Montrosse is a former art teacher at Princeton Senior High School, a graduate of Radford University with art emphasis of jewelry and metalsmithing, and an adjunct professor at Concord University in Athens, WV. Her artwork is displayed at art houses across West Virginia.
Her two favorite mediums are watercolor painting and metal jewelry. She produces 60 to 80 pieces each year. Montrosse sees art as always growing and changing. “I constantly see new art mediums developing. The more you experience it, the more you see new things happening.”
Her love for West Virginia is prominent in her work. “I love to go for hikes and mountain climb in the area and those experiences show up in the realistic beginnings of my abstract art. When you look at mountain formations and rock formations or river streams cutting through the mountains, you have a great break up of space and a natural beginning of an abstract interpretation. It doesn’t take a lot to see how the natural textures can be reinterpreted into abstract art,” said Montrosse.
She loves the open spaces and lack of congestion in West Virginia that allows for relaxing days and the ability to include our natural beauty in ordinary, daily activities. As an artist, she sees the beauty around us every day and uses it to inspire her work.
Montrosse is excited about the resurgence of the art scene in Princeton. “There is a real interest in art in our community and many artists live here and others are coming to Princeton to be part of the art scene,” said Montrosse.
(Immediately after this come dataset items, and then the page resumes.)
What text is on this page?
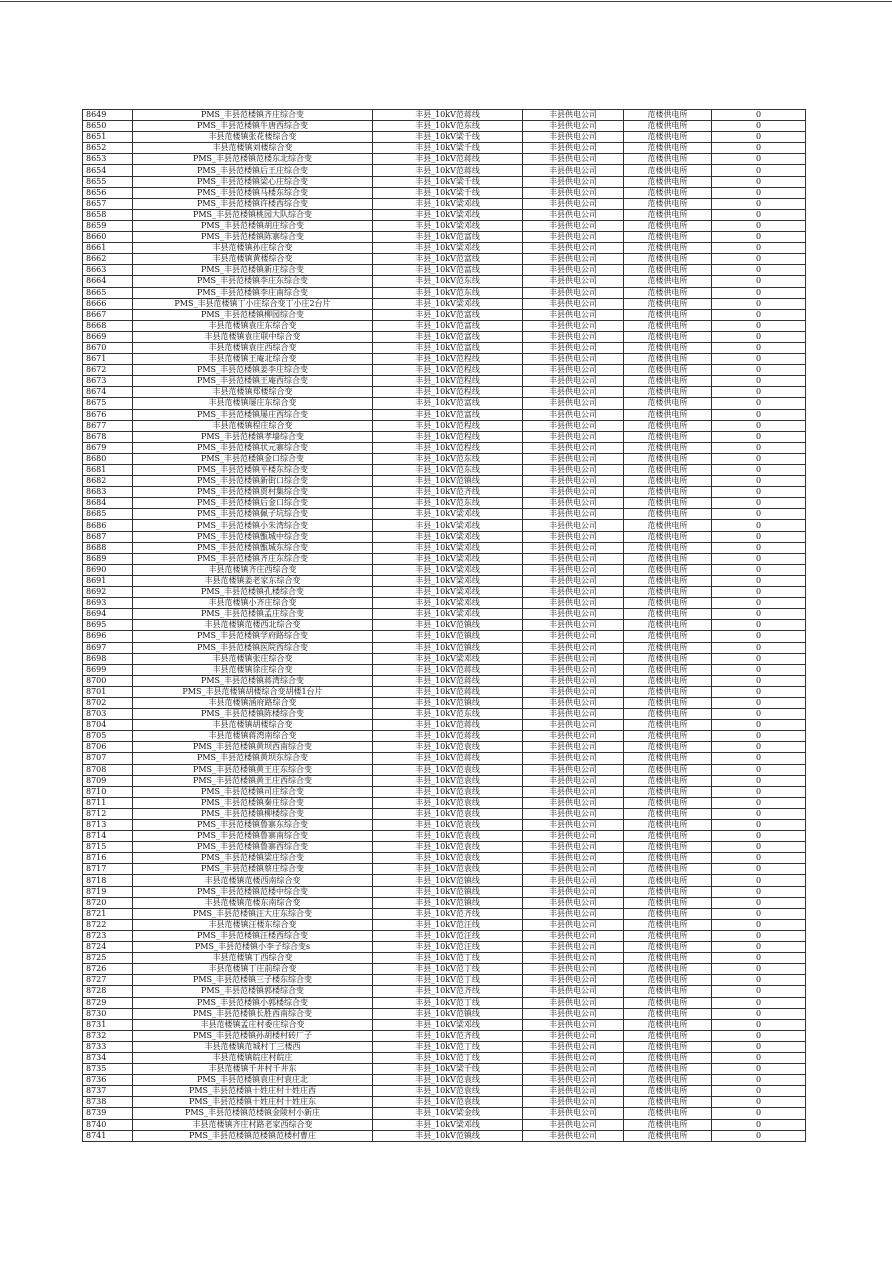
8649	PMS_丰县范楼镇齐庄综合变	丰县_10kV范蒋线	丰县供电公司	范楼供电所	0
8650	PMS_丰县范楼镇牛唐西综合变	丰县_10kV范东线	丰县供电公司	范楼供电所	0
8651	丰县范楼镇张花楼综合变	丰县_10kV梁千线	丰县供电公司	范楼供电所	0
8652	丰县范楼镇刘楼综合变	丰县_10kV梁千线	丰县供电公司	范楼供电所	0
8653	PMS_丰县范楼镇范楼东北综合变	丰县_10kV范蒋线	丰县供电公司	范楼供电所	0
8654	PMS_丰县范楼镇后王庄综合变	丰县_10kV范蒋线	丰县供电公司	范楼供电所	0
8655	PMS_丰县范楼镇梁心庄综合变	丰县_10kV梁千线	丰县供电公司	范楼供电所	0
8656	PMS_丰县范楼镇马楼东综合变	丰县_10kV梁千线	丰县供电公司	范楼供电所	0
8657	PMS_丰县范楼镇许楼西综合变	丰县_10kV梁邓线	丰县供电公司	范楼供电所	0
8658	PMS_丰县范楼镇桃园大队综合变	丰县_10kV梁邓线	丰县供电公司	范楼供电所	0
8659	PMS_丰县范楼镇胡庄综合变	丰县_10kV梁邓线	丰县供电公司	范楼供电所	0
8660	PMS_丰县范楼镇陈寨综合变	丰县_10kV范富线	丰县供电公司	范楼供电所	0
8661	丰县范楼镇孙庄综合变	丰县_10kV梁邓线	丰县供电公司	范楼供电所	0
8662	丰县范楼镇黄楼综合变	丰县_10kV范富线	丰县供电公司	范楼供电所	0
8663	PMS_丰县范楼镇新庄综合变	丰县_10kV范富线	丰县供电公司	范楼供电所	0
8664	PMS_丰县范楼镇李庄东综合变	丰县_10kV范东线	丰县供电公司	范楼供电所	0
8665	PMS_丰县范楼镇李庄南综合变	丰县_10kV范东线	丰县供电公司	范楼供电所	0
8666	PMS_丰县范楼镇丁小庄综合变丁小庄2台片	丰县_10kV梁邓线	丰县供电公司	范楼供电所	0
8667	PMS_丰县范楼镇柳园综合变	丰县_10kV范富线	丰县供电公司	范楼供电所	0
8668	丰县范楼镇袁庄东综合变	丰县_10kV范富线	丰县供电公司	范楼供电所	0
8669	丰县范楼镇袁庄联中综合变	丰县_10kV范富线	丰县供电公司	范楼供电所	0
8670	丰县范楼镇袁庄西综合变	丰县_10kV范富线	丰县供电公司	范楼供电所	0
8671	丰县范楼镇王庵北综合变	丰县_10kV范程线	丰县供电公司	范楼供电所	0
8672	PMS_丰县范楼镇姜李庄综合变	丰县_10kV范程线	丰县供电公司	范楼供电所	0
8673	PMS_丰县范楼镇王庵西综合变	丰县_10kV范程线	丰县供电公司	范楼供电所	0
8674	丰县范楼镇郑楼综合变	丰县_10kV范程线	丰县供电公司	范楼供电所	0
8675	丰县范楼镇屡庄东综合变	丰县_10kV范富线	丰县供电公司	范楼供电所	0
8676	PMS_丰县范楼镇屡庄西综合变	丰县_10kV范富线	丰县供电公司	范楼供电所	0
8677	丰县范楼镇程庄综合变	丰县_10kV范程线	丰县供电公司	范楼供电所	0
8678	PMS_丰县范楼镇孝墙综合变	丰县_10kV范程线	丰县供电公司	范楼供电所	0
8679	PMS_丰县范楼镇状元寨综合变	丰县_10kV范程线	丰县供电公司	范楼供电所	0
8680	PMS_丰县范楼镇金口综合变	丰县_10kV范东线	丰县供电公司	范楼供电所	0
8681	PMS_丰县范楼镇平楼东综合变	丰县_10kV范东线	丰县供电公司	范楼供电所	0
8682	PMS_丰县范楼镇新街口综合变	丰县_10kV范镇线	丰县供电公司	范楼供电所	0
8683	PMS_丰县范楼镇贾村集综合变	丰县_10kV范齐线	丰县供电公司	范楼供电所	0
8684	PMS_丰县范楼镇后金口综合变	丰县_10kV范东线	丰县供电公司	范楼供电所	0
8685	PMS_丰县范楼镇佩子坑综合变	丰县_10kV梁邓线	丰县供电公司	范楼供电所	0
8686	PMS_丰县范楼镇小朱湾综合变	丰县_10kV梁邓线	丰县供电公司	范楼供电所	0
8687	PMS_丰县范楼镇甑城中综合变	丰县_10kV梁邓线	丰县供电公司	范楼供电所	0
8688	PMS_丰县范楼镇甑城东综合变	丰县_10kV梁邓线	丰县供电公司	范楼供电所	0
8689	PMS_丰县范楼镇齐庄东综合变	丰县_10kV梁邓线	丰县供电公司	范楼供电所	0
8690	丰县范楼镇齐庄西综合变	丰县_10kV梁邓线	丰县供电公司	范楼供电所	0
8691	丰县范楼镇姜老家东综合变	丰县_10kV梁邓线	丰县供电公司	范楼供电所	0
8692	PMS_丰县范楼镇孔楼综合变	丰县_10kV梁邓线	丰县供电公司	范楼供电所	0
8693	丰县范楼镇小齐庄综合变	丰县_10kV梁邓线	丰县供电公司	范楼供电所	0
8694	PMS_丰县范楼镇孟庄综合变	丰县_10kV梁邓线	丰县供电公司	范楼供电所	0
8695	丰县范楼镇范楼西北综合变	丰县_10kV范镇线	丰县供电公司	范楼供电所	0
8696	PMS_丰县范楼镇学府路综合变	丰县_10kV范镇线	丰县供电公司	范楼供电所	0
8697	PMS_丰县范楼镇医院西综合变	丰县_10kV范镇线	丰县供电公司	范楼供电所	0
8698	丰县范楼镇张庄综合变	丰县_10kV梁邓线	丰县供电公司	范楼供电所	0
8699	丰县范楼镇徐庄综合变	丰县_10kV范蒋线	丰县供电公司	范楼供电所	0
8700	PMS_丰县范楼镇蒋湾综合变	丰县_10kV范蒋线	丰县供电公司	范楼供电所	0
8701	PMS_丰县范楼镇胡楼综合变胡楼1台片	丰县_10kV范蒋线	丰县供电公司	范楼供电所	0
8702	丰县范楼镇涵府路综合变	丰县_10kV范镇线	丰县供电公司	范楼供电所	0
8703	PMS_丰县范楼镇陈楼综合变	丰县_10kV范东线	丰县供电公司	范楼供电所	0
8704	丰县范楼镇胡楼综合变	丰县_10kV范蒋线	丰县供电公司	范楼供电所	0
8705	丰县范楼镇蒋湾南综合变	丰县_10kV范蒋线	丰县供电公司	范楼供电所	0
8706	PMS_丰县范楼镇黄坝西南综合变	丰县_10kV范袁线	丰县供电公司	范楼供电所	0
8707	PMS_丰县范楼镇黄坝东综合变	丰县_10kV范蒋线	丰县供电公司	范楼供电所	0
8708	PMS_丰县范楼镇黄王庄东综合变	丰县_10kV范袁线	丰县供电公司	范楼供电所	0
8709	PMS_丰县范楼镇黄王庄西综合变	丰县_10kV范袁线	丰县供电公司	范楼供电所	0
8710	PMS_丰县范楼镇司庄综合变	丰县_10kV范袁线	丰县供电公司	范楼供电所	0
8711	PMS_丰县范楼镇秦庄综合变	丰县_10kV范袁线	丰县供电公司	范楼供电所	0
8712	PMS_丰县范楼镇柳楼综合变	丰县_10kV范袁线	丰县供电公司	范楼供电所	0
8713	PMS_丰县范楼镇鲁寨东综合变	丰县_10kV范袁线	丰县供电公司	范楼供电所	0
8714	PMS_丰县范楼镇鲁寨南综合变	丰县_10kV范袁线	丰县供电公司	范楼供电所	0
8715	PMS_丰县范楼镇鲁寨西综合变	丰县_10kV范袁线	丰县供电公司	范楼供电所	0
8716	PMS_丰县范楼镇梁庄综合变	丰县_10kV范袁线	丰县供电公司	范楼供电所	0
8717	PMS_丰县范楼镇蔡庄综合变	丰县_10kV范袁线	丰县供电公司	范楼供电所	0
8718	丰县范楼镇范楼西南综合变	丰县_10kV范镇线	丰县供电公司	范楼供电所	0
8719	PMS_丰县范楼镇范楼中综合变	丰县_10kV范镇线	丰县供电公司	范楼供电所	0
8720	丰县范楼镇范楼东南综合变	丰县_10kV范镇线	丰县供电公司	范楼供电所	0
8721	PMS_丰县范楼镇汪大庄东综合变	丰县_10kV范齐线	丰县供电公司	范楼供电所	0
8722	丰县范楼镇汪楼东综合变	丰县_10kV范汪线	丰县供电公司	范楼供电所	0
8723	PMS_丰县范楼镇汪楼西综合变	丰县_10kV范汪线	丰县供电公司	范楼供电所	0
8724	PMS_丰县范楼镇小李子综合变s	丰县_10kV范汪线	丰县供电公司	范楼供电所	0
8725	丰县范楼镇丁西综合变	丰县_10kV范丁线	丰县供电公司	范楼供电所	0
8726	丰县范楼镇丁庄前综合变	丰县_10kV范丁线	丰县供电公司	范楼供电所	0
8727	PMS_丰县范楼镇三子楼东综合变	丰县_10kV范丁线	丰县供电公司	范楼供电所	0
8728	PMS_丰县范楼镇郭楼综合变	丰县_10kV范齐线	丰县供电公司	范楼供电所	0
8729	PMS_丰县范楼镇小郭楼综合变	丰县_10kV范丁线	丰县供电公司	范楼供电所	0
8730	PMS_丰县范楼镇长胜西南综合变	丰县_10kV范镇线	丰县供电公司	范楼供电所	0
8731	丰县范楼镇孟庄村委庄综合变	丰县_10kV梁邓线	丰县供电公司	范楼供电所	0
8732	PMS_丰县范楼镇孙胡楼村砖厂子	丰县_10kV范齐线	丰县供电公司	范楼供电所	0
8733	丰县范楼镇范城村丁三楼西	丰县_10kV范丁线	丰县供电公司	范楼供电所	0
8734	丰县范楼镇皖庄村皖庄	丰县_10kV范丁线	丰县供电公司	范楼供电所	0
8735	丰县范楼镇千井村千井东	丰县_10kV梁千线	丰县供电公司	范楼供电所	0
8736	PMS_丰县范楼镇袁庄村袁庄北	丰县_10kV范袁线	丰县供电公司	范楼供电所	0
8737	PMS_丰县范楼镇十姓庄村十姓庄西	丰县_10kV范袁线	丰县供电公司	范楼供电所	0
8738	PMS_丰县范楼镇十姓庄村十姓庄东	丰县_10kV范袁线	丰县供电公司	范楼供电所	0
8739	PMS_丰县范楼镇范楼镇金陵村小新庄	丰县_10kV梁金线	丰县供电公司	范楼供电所	0
8740	丰县范楼镇齐庄村路老家西综合变	丰县_10kV梁邓线	丰县供电公司	范楼供电所	0
8741	PMS_丰县范楼镇范楼镇范楼村曹庄	丰县_10kV范镇线	丰县供电公司	范楼供电所	0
The mural projects throughout the city have generated a great deal of interest in the arts by locals and visitors. Eccentric and colorful, these murals fill entire blocks throughout the city.
Montrosse attributes much of her success to the exposure she receives by having her work displayed at Tamarack. She has strong support locally, but Tamarack exposes her work to travelers from all over the country.
She balances her time between her passion for teaching and creating. A majority of her creative time is spent on watercolors, but she teaches both watercolor and metal jewelry at Concord University.
Montrosse stays in contact with her former students and follows their work and lives on Facebook. She notes that an on-line sale of her work always happens after someone has seen the piece in person. “Most people who see something for the first time on-line, they call to set up a time to see the piece in person. I have never sold anything that the buyer has not seen in person,” said Montrosse.